In the 80s Laraaji self-released a prolific series of experimental home-recorded cassette albums which were sold on the street, in psychic bookstores and new age 'head shops'. An early proponent of the DIY tape underground that is still thriving today amongst artists working in noise, synth, drone and other left-of-the-dial genres, this period of Laraaji's music has been extensively reissued in the past few years by labels such as Leaving Records, Light In The Attic and Numero Group, and is a treasure trove of tape manipulated harp jams and space age soul hymns.
In the late-80s he made the much-loved Flow Goes The Universe album for All Saints Records (produced by Michael Brook) and contributed sound system style chants to an album by Japanese dub reggae outfit Audio Active. More recently he has appeared on recordings with Pharoah Sanders, Bill Laswell and Jonathan Wilson, and released collaborative albums with a younger generation of artists including Blues Control, Sun Araw and Dallas Acid. Appreciation of his music has reached new heights in the past few years resulting in international touring and the patronage of visual artists such as Grace Wales Bonner. His most recent albums for All Saints were the related duo of Bring On The Sun and Sun Gong, produced by Carlos Niño. This also led to the remix set Sun Transformations, featuring re-interpretations of his work by contemporary beatmakers such as the late Ras G, DNTEL, Flako, Photay, and his lifelong friend, disco legend Larry Mizell.

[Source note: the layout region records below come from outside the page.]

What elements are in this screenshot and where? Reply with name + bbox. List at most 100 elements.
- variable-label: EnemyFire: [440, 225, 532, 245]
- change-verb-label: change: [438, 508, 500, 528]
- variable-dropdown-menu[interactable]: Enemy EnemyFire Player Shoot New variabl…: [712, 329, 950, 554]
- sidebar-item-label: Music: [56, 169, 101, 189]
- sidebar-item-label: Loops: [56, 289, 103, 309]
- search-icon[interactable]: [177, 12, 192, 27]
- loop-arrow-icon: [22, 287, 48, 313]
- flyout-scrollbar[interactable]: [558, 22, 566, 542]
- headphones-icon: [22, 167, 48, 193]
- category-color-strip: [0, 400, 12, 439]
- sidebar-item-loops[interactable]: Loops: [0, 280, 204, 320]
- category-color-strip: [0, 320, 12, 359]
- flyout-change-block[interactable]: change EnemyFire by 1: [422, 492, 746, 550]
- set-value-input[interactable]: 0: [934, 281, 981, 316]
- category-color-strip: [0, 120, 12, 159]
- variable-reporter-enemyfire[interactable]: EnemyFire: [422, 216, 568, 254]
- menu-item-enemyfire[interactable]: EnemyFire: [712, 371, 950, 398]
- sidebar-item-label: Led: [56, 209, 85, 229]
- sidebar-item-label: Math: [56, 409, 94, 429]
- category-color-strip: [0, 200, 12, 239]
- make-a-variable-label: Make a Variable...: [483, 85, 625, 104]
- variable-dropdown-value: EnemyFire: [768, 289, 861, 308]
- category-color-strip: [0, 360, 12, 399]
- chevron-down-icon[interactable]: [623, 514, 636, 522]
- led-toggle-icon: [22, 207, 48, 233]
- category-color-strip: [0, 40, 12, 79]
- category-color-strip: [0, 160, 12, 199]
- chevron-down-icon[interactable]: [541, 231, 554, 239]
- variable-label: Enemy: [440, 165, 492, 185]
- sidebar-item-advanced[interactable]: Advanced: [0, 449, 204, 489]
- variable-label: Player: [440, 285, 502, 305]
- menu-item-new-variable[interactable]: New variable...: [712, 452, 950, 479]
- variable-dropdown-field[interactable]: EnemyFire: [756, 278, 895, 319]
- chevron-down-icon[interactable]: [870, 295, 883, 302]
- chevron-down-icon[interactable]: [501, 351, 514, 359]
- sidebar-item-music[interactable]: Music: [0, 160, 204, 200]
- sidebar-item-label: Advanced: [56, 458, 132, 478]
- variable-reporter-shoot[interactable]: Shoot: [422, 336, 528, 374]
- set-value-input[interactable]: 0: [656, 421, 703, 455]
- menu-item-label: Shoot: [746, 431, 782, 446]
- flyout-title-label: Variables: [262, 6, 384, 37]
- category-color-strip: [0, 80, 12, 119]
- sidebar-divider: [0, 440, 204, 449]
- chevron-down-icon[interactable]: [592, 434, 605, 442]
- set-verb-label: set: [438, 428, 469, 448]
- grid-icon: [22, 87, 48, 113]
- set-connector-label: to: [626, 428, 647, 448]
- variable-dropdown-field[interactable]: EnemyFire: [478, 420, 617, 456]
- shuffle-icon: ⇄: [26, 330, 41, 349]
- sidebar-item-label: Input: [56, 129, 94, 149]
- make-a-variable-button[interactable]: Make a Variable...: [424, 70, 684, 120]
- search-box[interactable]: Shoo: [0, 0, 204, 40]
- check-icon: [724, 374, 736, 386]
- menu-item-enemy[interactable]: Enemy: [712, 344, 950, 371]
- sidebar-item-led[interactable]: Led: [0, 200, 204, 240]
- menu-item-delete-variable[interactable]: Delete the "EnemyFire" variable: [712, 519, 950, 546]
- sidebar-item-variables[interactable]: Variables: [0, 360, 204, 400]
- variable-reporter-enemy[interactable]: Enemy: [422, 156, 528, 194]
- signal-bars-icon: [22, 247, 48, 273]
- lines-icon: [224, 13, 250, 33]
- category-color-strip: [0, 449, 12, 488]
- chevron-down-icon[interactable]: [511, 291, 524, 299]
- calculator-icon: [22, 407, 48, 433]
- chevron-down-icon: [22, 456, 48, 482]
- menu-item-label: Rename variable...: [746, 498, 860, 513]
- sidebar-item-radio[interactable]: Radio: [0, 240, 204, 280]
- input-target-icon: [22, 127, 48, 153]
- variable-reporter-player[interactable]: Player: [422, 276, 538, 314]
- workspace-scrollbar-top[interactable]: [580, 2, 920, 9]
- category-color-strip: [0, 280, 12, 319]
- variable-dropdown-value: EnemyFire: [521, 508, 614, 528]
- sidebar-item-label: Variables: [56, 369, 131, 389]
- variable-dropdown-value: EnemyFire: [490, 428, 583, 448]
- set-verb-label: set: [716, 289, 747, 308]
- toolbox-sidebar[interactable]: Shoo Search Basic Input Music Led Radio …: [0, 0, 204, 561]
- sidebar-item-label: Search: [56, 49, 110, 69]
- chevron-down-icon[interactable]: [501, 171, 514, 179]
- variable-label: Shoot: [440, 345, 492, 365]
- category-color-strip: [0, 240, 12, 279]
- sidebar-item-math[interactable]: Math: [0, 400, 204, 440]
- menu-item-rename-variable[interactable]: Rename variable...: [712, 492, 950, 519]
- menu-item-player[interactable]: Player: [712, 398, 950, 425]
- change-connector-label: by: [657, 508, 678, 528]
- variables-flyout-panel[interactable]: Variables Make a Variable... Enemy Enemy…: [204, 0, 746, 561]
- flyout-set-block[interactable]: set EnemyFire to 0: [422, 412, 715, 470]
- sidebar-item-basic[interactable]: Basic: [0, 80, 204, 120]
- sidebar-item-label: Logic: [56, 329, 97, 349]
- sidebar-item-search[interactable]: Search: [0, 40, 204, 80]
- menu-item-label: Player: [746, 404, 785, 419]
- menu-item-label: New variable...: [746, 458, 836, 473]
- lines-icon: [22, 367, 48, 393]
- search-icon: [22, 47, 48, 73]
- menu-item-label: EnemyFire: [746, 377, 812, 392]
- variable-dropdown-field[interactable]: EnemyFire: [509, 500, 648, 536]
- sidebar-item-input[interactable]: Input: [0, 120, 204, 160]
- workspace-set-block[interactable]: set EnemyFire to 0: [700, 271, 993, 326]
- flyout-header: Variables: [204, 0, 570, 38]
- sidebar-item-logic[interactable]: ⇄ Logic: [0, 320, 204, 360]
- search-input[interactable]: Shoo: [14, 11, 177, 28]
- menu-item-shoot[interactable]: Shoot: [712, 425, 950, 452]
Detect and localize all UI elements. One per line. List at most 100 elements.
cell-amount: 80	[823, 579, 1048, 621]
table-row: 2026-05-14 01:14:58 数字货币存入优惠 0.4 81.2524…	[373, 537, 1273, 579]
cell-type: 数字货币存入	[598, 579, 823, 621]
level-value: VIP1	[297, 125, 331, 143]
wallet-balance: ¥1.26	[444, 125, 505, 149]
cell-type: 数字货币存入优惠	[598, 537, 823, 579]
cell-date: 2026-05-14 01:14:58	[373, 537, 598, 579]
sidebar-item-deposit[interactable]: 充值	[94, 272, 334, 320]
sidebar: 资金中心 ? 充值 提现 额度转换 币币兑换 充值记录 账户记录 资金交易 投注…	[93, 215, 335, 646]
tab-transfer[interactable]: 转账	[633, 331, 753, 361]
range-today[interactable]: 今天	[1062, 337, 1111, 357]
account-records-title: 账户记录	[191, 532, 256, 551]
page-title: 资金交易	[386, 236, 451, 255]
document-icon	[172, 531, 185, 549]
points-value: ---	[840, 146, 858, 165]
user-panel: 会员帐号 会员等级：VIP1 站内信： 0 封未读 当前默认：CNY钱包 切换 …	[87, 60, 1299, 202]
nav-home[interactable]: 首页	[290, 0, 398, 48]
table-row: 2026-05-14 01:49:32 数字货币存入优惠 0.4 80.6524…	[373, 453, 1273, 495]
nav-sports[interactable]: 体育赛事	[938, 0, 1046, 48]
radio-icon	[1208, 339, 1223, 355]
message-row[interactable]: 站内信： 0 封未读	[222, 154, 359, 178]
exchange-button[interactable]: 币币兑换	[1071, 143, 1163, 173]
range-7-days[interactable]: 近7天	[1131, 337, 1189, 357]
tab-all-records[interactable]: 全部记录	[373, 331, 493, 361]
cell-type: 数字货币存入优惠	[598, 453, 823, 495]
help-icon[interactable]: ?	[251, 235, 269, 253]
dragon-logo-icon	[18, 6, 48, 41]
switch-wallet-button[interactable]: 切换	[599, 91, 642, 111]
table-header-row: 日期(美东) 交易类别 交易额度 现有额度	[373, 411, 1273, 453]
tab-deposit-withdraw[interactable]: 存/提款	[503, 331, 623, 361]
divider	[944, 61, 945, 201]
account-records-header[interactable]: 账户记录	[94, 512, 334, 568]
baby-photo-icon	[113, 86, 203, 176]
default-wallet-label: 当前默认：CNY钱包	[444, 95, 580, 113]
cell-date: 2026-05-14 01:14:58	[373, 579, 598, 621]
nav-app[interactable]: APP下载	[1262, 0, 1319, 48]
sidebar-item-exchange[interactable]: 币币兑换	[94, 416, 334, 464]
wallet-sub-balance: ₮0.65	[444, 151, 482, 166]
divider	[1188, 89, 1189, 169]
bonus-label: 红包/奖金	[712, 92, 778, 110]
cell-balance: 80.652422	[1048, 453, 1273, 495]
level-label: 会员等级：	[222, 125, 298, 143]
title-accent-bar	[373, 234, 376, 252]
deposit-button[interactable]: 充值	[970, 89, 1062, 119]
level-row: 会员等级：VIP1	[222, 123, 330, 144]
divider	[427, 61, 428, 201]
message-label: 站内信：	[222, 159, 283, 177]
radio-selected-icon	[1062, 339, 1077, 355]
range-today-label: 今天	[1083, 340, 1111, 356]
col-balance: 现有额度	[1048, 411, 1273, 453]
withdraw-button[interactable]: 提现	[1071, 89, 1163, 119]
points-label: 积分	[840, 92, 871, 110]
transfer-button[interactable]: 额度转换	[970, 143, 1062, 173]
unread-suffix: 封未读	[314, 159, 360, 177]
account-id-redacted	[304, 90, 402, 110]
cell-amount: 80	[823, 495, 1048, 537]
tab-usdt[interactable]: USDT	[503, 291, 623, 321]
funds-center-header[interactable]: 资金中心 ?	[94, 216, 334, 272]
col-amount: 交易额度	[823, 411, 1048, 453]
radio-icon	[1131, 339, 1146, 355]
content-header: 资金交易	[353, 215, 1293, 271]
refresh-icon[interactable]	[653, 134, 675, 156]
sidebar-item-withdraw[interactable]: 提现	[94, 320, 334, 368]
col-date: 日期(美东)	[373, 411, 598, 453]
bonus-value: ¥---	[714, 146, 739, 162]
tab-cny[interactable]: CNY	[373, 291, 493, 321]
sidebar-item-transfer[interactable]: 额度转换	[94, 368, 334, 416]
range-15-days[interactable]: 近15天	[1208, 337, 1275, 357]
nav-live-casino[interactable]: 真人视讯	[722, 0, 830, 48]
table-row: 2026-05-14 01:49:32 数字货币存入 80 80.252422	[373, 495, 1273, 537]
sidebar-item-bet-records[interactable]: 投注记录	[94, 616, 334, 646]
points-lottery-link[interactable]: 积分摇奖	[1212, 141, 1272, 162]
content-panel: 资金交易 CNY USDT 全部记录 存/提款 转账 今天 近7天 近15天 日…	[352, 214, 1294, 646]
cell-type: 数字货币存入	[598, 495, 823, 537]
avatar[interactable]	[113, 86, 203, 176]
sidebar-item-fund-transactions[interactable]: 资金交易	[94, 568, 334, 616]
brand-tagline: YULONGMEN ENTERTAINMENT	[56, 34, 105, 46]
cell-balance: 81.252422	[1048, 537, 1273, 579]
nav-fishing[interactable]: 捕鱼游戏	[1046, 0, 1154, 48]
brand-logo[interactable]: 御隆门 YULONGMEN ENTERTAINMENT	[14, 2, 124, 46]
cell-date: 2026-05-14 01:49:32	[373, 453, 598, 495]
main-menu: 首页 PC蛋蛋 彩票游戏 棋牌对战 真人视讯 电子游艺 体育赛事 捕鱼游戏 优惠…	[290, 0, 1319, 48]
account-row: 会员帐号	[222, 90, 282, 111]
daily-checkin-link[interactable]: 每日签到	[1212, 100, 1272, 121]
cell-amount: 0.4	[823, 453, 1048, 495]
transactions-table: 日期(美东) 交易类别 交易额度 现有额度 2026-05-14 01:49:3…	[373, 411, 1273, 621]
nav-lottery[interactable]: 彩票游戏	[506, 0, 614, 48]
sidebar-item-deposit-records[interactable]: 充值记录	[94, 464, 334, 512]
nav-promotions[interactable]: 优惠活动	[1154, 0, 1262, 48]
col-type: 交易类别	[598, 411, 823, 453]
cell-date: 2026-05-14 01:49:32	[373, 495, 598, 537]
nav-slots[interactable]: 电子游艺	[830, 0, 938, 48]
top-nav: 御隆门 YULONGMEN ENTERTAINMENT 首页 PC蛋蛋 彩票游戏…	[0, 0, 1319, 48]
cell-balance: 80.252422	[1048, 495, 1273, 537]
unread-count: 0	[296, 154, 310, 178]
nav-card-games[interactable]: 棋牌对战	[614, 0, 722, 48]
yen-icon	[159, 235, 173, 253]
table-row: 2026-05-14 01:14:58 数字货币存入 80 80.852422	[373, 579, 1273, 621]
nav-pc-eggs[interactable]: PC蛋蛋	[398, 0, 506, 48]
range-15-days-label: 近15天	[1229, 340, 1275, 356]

The new piano trilogy, which started with the release of Sun Piano back in July, opens up a new chapter in Laraaji's musical history; both completing a circle that began in his childhood, and revealing a whole new side to his sound to longtime listeners, showing off a different side of his instrumental accomplishments, and an innate ability toward spontaneous composition that has been honed over many years.